The whole point of making this change was to be more connected and more in touch with what customers wanted. So Liles could not ask his employees to be more engaged without being more open himself.
“We had to think about our role in the industry very differently,” Liles says. “We were by far the biggest player in the industry with the longest history, but we didn’t act like it. By doing that, we weren’t leveraging assets that we had. We weren’t using our data in a way that gave us maximum consumer insight. We want to share our insights and be part of the solution to make the whole industry better.”
When you make big changes, there will inevitably be some people who don’t buy into what you’re selling. And while the majority of his team was enthusiastic about the opportunity at hand, others were not.
“There are a lot of people who don’t want that accountability,” Liles says. “They didn’t want to think differently than they did before. We had to manage through that as well.”
Depending on the level of frustration, it can be manageable or a potential risk to the change you’re trying to enact. You have to be confident before you launch your transformation to avoid that undesirable situation.
“There has to be a strong, compelling business reason to make the change,” Liles says. “Don’t make these levels of change just to make them. There are businesses that do that. They think just change itself will break inertia, but you need a compelling reason for why you are doing that to create focus on what you are trying to achieve.”

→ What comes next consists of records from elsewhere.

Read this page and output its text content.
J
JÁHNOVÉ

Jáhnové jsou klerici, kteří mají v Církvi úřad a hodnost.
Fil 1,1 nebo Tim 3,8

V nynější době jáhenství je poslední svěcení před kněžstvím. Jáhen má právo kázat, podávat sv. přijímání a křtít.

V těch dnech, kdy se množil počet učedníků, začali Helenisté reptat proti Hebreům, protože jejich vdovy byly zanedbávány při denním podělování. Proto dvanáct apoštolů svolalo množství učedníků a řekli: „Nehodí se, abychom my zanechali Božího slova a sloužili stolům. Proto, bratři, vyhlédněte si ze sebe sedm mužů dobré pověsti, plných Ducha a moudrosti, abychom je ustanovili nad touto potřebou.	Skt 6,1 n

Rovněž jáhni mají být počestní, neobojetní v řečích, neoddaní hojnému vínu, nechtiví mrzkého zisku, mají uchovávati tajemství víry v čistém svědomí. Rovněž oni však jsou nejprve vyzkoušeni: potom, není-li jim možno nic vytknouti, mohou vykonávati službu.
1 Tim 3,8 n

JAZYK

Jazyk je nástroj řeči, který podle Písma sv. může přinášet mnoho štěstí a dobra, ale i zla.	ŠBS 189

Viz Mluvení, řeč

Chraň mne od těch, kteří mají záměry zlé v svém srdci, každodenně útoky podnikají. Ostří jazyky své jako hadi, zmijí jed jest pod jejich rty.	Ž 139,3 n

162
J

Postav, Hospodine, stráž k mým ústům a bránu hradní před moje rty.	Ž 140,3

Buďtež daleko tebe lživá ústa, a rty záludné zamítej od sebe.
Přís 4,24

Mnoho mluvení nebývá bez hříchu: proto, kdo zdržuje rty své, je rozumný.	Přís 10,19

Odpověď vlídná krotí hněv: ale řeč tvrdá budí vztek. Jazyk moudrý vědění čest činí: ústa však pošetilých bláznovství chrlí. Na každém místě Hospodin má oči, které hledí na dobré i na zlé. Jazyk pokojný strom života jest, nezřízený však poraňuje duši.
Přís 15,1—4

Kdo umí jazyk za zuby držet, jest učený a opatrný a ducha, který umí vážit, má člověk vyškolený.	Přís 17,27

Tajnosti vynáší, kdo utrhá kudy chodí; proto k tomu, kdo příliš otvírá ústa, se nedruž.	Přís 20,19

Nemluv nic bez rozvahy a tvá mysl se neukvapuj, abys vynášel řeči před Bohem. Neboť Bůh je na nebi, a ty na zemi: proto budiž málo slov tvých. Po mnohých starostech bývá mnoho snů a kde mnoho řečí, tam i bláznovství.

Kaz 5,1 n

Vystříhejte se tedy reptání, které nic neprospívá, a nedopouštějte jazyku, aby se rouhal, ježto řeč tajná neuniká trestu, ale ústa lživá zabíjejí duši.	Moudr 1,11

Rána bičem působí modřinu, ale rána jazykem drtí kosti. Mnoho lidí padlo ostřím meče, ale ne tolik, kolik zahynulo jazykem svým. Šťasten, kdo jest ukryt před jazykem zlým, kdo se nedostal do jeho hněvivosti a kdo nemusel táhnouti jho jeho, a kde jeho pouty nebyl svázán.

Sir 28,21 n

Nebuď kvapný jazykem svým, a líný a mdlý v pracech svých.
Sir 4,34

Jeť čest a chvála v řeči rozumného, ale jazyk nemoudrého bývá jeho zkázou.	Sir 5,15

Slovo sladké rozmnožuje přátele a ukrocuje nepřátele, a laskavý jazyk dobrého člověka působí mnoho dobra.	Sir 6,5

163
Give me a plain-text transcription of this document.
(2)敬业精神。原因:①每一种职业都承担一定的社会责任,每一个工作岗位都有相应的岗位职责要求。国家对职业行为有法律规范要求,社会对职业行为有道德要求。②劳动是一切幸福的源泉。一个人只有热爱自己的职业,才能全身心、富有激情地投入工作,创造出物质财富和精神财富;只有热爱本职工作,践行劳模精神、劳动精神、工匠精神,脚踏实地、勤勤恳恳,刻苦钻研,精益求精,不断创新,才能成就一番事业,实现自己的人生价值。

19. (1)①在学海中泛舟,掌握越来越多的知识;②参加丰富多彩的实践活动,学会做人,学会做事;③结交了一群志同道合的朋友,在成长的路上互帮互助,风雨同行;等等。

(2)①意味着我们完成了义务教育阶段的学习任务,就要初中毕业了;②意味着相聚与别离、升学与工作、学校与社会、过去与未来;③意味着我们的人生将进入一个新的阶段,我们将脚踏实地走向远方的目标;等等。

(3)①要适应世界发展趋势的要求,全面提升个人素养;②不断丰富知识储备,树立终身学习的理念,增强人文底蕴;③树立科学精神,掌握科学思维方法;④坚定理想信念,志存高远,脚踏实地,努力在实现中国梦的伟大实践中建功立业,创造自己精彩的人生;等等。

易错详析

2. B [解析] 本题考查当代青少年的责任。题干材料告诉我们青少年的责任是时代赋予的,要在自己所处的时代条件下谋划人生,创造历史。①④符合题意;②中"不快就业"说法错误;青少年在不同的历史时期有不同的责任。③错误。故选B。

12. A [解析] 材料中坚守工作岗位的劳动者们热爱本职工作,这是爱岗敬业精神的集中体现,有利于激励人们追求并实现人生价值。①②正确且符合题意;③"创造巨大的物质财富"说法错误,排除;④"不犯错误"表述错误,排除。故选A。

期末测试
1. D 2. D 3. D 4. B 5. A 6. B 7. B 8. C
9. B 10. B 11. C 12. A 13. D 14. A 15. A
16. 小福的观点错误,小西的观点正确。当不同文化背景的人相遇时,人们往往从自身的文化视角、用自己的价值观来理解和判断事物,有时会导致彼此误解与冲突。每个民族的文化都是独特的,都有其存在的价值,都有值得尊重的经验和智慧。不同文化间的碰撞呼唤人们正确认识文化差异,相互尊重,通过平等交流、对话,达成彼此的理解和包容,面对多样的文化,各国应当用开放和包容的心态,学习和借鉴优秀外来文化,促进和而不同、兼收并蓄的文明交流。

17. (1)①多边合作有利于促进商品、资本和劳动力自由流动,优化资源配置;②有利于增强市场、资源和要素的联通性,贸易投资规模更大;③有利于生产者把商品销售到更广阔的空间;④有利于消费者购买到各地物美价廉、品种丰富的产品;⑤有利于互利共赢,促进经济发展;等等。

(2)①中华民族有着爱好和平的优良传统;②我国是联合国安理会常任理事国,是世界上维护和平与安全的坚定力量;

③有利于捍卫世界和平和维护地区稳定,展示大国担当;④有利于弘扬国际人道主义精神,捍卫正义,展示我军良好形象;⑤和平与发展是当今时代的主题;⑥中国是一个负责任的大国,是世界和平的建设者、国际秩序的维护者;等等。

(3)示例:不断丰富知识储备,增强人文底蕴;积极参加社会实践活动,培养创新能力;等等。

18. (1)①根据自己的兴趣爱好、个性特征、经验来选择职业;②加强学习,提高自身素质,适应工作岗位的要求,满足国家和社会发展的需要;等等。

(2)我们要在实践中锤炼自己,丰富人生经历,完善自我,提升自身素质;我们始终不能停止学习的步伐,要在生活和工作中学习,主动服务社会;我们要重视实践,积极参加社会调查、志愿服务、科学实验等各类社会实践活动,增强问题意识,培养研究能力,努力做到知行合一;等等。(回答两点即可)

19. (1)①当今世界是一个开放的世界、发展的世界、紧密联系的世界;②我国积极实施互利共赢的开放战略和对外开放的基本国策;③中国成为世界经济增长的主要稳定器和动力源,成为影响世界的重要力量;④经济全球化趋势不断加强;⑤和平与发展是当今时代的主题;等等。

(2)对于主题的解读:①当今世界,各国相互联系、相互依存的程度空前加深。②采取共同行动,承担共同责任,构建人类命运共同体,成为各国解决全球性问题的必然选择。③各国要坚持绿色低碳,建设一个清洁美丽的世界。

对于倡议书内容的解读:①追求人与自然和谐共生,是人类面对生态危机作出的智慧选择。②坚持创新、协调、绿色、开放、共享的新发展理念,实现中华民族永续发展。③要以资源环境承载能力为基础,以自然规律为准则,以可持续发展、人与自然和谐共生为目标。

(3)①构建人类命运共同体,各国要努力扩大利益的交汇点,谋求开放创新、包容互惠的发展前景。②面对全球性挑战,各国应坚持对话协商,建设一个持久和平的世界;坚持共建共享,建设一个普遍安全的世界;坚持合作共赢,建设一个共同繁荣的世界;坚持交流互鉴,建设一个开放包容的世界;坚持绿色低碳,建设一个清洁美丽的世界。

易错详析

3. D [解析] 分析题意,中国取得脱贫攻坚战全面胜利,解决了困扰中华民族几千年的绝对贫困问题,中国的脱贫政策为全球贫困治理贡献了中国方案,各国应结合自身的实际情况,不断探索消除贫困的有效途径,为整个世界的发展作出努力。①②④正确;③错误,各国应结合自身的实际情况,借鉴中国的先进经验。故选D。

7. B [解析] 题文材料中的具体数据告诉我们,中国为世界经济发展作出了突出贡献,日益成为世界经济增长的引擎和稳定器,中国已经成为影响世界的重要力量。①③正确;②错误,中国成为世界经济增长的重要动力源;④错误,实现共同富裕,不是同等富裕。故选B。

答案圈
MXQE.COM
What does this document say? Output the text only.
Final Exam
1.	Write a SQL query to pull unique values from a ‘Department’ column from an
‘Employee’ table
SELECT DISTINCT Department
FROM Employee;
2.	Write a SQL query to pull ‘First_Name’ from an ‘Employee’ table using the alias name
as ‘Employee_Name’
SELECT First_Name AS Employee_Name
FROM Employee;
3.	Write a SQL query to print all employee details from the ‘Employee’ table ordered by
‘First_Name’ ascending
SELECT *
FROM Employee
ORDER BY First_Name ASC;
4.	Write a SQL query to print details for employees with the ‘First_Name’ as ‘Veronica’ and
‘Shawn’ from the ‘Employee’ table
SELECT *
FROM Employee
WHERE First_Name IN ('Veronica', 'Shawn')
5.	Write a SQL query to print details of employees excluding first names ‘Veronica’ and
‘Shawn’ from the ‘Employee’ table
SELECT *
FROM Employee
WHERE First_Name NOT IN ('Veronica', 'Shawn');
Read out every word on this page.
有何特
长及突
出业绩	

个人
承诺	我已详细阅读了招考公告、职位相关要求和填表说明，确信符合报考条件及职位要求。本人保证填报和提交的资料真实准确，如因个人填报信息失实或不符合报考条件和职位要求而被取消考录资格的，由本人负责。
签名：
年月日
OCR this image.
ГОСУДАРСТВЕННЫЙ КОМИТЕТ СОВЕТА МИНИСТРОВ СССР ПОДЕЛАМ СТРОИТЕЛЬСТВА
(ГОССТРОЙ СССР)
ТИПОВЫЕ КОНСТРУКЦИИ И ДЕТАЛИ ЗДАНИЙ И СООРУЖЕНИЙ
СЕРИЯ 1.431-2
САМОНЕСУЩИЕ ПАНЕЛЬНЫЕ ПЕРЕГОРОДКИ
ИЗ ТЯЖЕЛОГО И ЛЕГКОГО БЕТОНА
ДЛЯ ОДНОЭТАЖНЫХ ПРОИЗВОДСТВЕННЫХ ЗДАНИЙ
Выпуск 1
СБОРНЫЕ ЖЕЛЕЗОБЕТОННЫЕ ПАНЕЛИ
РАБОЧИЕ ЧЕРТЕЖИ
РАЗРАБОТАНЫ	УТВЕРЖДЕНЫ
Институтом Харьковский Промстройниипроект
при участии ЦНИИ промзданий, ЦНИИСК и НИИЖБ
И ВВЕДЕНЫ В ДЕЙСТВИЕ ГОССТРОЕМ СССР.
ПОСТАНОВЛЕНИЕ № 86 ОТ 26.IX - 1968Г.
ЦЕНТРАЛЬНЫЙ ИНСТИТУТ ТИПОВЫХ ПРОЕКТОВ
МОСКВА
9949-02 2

This wasn’t a problem at VPI, where Liles got confirmation things were going well from an employee he encountered in the hallway.
“He reinforced our strategy and said he was really excited about the new products we were bringing on-board,” Liles says. “This person is probably five layers below me, so that was great, in addition to the fact that he felt comfortable stopping to talk to me in the hall.”

Takeaways:

  • Think about your connection to your customers.
  • Let people take a few chances.
  • Use different voices to share your message.